Developing a strategy to enhance protein crystallization using metal chelate complexes

The ability to solve the structures of important proteins can be enhanced by increasing the probability of obtaining suitable crystals. Co-crystallization of the proteins with metal-chelate complexes (MCCs) show promise in achieving this goal. In this study, six lanthanide ligand complexes, [Tb(HDPA)3]3- , [Tb(DPA)3]3-, [Tb(HDPA)3-n(DPA)n]n=0-3, [Gd(DTPA)]2-, [Eu(DOTA-4Amc)]- and [Tm(DOTP)]5- were used in crystallization trials with eight test proteins, concanavalin A, glucose isomerase, beta amylase, alpha lactalbumin, thermolysin, lipase B, lysozyme and streptavidin under customized grid screens to observe their ability to enhance crystallization of the proteins.
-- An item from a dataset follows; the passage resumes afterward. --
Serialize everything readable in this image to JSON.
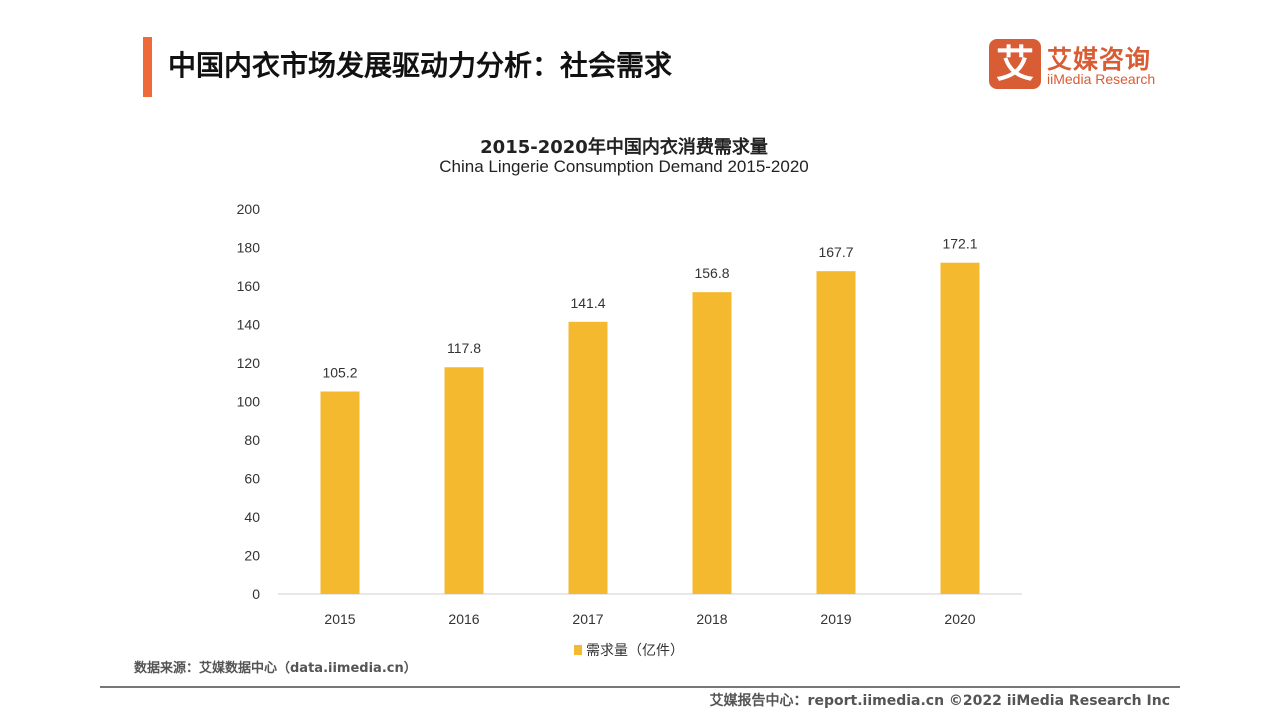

A new crystal form of the streptavidin-biotin complex (C222) was facilitated by co-crystallization with [Tb(DPA)3]3- under conditions that were not previously reported for the protein. The crystal composed of sheets of streptavidin molecules held together by [Tb(DPA)3]3- complexes along the vertical 2-fold axes. Likewise this type of symmetric, rigid complexes can favor the bridging of symmetry related protein molecules and provide a symmetry point for the crystal on which to build. Also, it is evident that the [Tb(DPA)3]3- complexes are involved in interactions important to expand the lattice in the third dimension. Similarly a novel crystal form for concanavalin A was obtained in the presence of [Tb(HDPA)3]3- in the tetragonal space group P43212. The 4-hydroxyl groups of the ligands in [Tb(HDPA)3]3- could allow these complexes to interact with each other in addition to protein molecules. These inter-complex Interactions formed a network of [Tb(HDPA)3]3- complexes in the concanavalin A crystal, providing a stronger surface for the protein molecules to interact with and to build into a lattice. In addition, [Tb(HDPA)3-n(DPA)n]n=0-3, [Gd(DTPA)]2-, [Eu(DOTA-4Amc)]- and [Tm(DOTP)]5- promoted crystallization of the proteins under conditions, different from that of previously reported crystal structures. Co-crystallization with the metal-chelate complexes has the added advantage of incorporating lanthanides, which are strong anomalous scatterers that can be used to solve the structure by anomalous dispersion. Additionally, fluorescence microscopy could be used to separate protein crystals from small molecule crystals of certain MCCs. In conclusion, the lanthanide chelate complexes can enhance protein crystallization via introducing crystal contacts and/or by promoting nucleation.